The solution proposed by Dijkstra is to use mathematical derivation. His idea is to draw on the axioms (Postulate), theorem (Theorem), corollary (Corollary) and lemma (Lemma) in mathematics to form a Euclidean structure. Dijkstra believed that programmers could reason about their programs just like mathematicians.
axiomatic system
The axiomatic system was originally established by Euclid with the purpose of establishing a rigorous theoretical system through a standardized process. Simply put, an axiomatic system is to select a set of self-evident and basic axioms, and then use these axioms as the cornerstone to prove and derive other key theorems. From this, a complete mathematical theory system can be formed, such as the Euclidean geometry theory established by Euclid. The axiomatic system has three important properties, namely, self-consistency, independence, and completeness. An axiomatic system with such properties is a good axiomatic system.

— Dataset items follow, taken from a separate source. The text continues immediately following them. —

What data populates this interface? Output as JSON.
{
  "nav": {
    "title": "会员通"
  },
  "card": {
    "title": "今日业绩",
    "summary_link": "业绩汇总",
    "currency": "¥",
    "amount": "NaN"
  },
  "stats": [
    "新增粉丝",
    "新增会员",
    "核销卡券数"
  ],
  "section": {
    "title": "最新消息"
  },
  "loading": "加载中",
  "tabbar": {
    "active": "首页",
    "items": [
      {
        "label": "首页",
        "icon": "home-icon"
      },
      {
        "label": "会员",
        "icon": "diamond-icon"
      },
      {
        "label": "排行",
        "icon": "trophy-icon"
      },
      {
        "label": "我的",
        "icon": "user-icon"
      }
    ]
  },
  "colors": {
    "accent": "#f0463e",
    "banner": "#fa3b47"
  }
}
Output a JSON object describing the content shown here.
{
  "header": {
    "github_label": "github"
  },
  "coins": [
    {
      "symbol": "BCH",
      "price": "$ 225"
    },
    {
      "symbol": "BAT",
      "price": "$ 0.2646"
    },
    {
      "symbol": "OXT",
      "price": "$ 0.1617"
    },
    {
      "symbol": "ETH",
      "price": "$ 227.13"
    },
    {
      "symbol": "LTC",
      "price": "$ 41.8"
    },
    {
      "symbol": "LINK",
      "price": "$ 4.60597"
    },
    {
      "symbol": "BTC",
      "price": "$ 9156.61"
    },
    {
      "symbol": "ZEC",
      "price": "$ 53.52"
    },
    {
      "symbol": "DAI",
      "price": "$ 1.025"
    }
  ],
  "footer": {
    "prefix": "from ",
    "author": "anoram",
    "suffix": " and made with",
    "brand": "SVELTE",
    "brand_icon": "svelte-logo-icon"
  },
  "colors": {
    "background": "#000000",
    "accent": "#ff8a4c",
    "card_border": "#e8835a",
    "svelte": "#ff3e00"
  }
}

In other words, the programmer can string together some proven constructs with code, and by proving that the extra code is correct by himself, he can deduce the correctness of the entire program. Of course, before that, we must first show how to derive and prove the correctness of a simple algorithm, which itself is a very challenging task.
Developed in the 1960s, Corrado Böhm and Giuseppe Jacopini published a paper in the journal "Communications of the ACM" in May 1966, proving that one can use sequential structures, Conditional structures and loop structures can be used to construct arbitrary programs. It also means that any program with goto instructions can be changed to a program that does not use goto instructions at all.

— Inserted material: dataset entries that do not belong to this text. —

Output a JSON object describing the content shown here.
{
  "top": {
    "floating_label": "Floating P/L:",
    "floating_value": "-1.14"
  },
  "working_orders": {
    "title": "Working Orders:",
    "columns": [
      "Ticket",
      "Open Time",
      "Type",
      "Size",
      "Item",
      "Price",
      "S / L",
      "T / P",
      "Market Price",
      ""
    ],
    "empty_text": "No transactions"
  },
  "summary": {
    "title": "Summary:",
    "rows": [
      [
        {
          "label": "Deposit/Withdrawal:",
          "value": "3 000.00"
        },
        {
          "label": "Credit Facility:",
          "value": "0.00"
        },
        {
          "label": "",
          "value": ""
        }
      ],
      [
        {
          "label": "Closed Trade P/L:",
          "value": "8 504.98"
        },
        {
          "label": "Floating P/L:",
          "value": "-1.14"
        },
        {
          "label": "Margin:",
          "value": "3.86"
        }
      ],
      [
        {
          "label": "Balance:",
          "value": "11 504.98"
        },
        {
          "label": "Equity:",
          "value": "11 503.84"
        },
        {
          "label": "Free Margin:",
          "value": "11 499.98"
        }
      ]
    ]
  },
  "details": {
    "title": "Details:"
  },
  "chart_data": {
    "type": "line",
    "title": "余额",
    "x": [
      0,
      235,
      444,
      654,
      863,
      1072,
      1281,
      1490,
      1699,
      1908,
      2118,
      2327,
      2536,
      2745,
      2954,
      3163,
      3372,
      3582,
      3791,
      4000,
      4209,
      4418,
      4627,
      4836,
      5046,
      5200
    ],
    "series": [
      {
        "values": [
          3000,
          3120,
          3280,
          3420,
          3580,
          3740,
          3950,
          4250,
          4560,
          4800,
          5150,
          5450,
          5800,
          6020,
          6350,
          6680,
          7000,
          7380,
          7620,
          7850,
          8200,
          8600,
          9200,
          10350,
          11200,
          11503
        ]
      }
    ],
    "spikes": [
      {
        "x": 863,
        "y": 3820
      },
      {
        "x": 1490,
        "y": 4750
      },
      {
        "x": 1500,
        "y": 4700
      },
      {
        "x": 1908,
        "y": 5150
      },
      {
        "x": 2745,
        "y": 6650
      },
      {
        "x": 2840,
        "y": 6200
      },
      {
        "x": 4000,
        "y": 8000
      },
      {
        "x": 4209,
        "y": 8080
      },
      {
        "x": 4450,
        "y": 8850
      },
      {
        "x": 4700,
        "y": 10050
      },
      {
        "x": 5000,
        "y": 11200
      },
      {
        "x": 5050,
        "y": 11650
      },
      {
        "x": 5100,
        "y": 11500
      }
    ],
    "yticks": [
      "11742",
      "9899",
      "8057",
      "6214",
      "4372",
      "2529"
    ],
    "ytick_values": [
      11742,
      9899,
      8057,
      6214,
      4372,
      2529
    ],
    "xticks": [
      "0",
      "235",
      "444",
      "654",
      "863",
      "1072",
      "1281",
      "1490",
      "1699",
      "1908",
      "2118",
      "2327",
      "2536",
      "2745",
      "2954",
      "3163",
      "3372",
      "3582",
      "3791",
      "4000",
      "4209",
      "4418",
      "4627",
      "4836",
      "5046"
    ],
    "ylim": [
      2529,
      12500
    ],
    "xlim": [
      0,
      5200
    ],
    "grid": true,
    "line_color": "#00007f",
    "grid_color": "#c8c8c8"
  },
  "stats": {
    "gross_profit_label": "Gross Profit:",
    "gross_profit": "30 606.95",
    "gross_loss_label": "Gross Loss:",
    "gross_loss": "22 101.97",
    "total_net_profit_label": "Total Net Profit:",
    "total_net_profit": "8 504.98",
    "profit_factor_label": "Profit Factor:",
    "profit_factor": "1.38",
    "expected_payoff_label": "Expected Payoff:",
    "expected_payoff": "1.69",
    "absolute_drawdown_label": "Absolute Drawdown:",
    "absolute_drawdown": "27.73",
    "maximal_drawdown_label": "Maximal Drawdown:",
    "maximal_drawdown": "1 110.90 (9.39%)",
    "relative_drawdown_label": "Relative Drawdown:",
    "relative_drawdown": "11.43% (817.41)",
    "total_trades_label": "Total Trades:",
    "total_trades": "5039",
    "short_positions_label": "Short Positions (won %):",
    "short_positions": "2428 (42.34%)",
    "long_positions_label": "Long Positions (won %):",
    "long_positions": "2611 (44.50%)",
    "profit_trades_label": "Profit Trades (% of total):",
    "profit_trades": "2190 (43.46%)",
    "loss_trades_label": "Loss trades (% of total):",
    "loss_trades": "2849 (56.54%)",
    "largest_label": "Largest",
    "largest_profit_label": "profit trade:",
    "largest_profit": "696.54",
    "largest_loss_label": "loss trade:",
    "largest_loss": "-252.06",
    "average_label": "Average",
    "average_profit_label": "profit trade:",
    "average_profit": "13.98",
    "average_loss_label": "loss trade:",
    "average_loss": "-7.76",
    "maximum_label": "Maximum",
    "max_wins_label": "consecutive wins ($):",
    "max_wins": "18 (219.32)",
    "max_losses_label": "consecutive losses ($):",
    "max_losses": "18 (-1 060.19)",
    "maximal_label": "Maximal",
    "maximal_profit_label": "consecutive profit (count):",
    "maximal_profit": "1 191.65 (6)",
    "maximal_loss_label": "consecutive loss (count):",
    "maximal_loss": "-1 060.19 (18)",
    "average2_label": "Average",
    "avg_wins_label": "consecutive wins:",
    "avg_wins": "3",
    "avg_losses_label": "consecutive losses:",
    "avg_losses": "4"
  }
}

Sequence, branching and looping structures
This discovery is very important because it proves that the set of control structures we need to build deducible modules is equivalent to the minimum set of control structures required to build all programs, and thus dependent structured programming was born.

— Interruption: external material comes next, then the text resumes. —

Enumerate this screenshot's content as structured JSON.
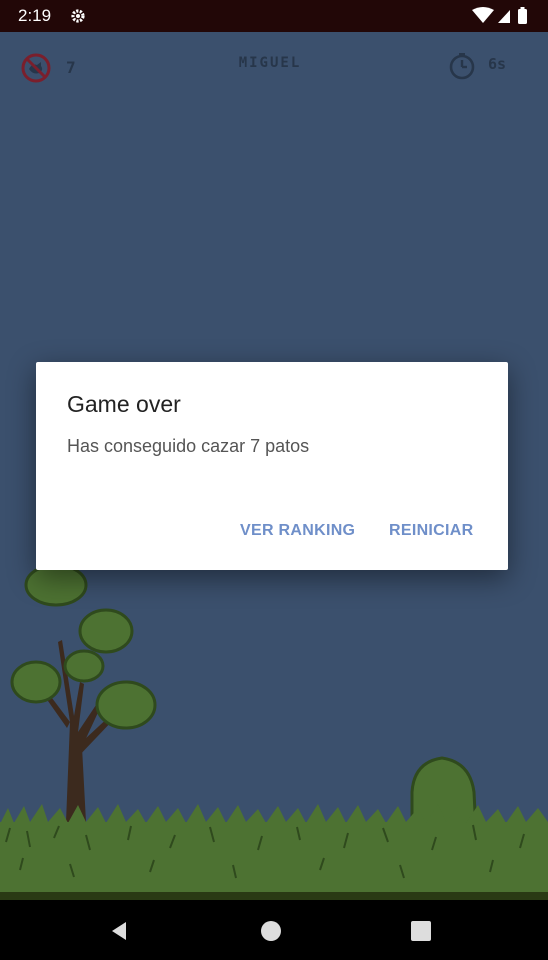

Dijkstra discovered a problem during the research process: certain uses of goto statements will cause a module to be unable to be recursively split into smaller, provable units, which will result in the inability to use decomposition methods to further split large problems. into smaller, demonstrable parts.
Dijkstra proposed the famous paper "Go To Statement Considered Harmful" in 1968, so structured programming became popular. However, goto also has strong supporters. All in all, this heated debate lasted for more than 10 years. Today, we are all practitioners of structured programming, whether willingly or not, because our programming languages basically prohibit unrestricted direct control transfer statements.
essential thought
The essential idea of structured programming is that the direct transfer of program control is restricted and standardized. Using unrestricted jump statements such as goto will damage the overall structure of the program. It is advocated and proved that all programming can be programmed with sequential structure, branch structure and loop structure.
structured programming
Dijkstra proposed the famous paper "Go To Statement Considered Harmful" in 1968, so structured programming became popular. The core idea is to recursively decompose a complex software engineering project into deducible and provable functions. Each split function can be written using a structured programming paradigm.
This article does not expand on programming patterns, and will explain them in separate chapters on structured program analysis and design.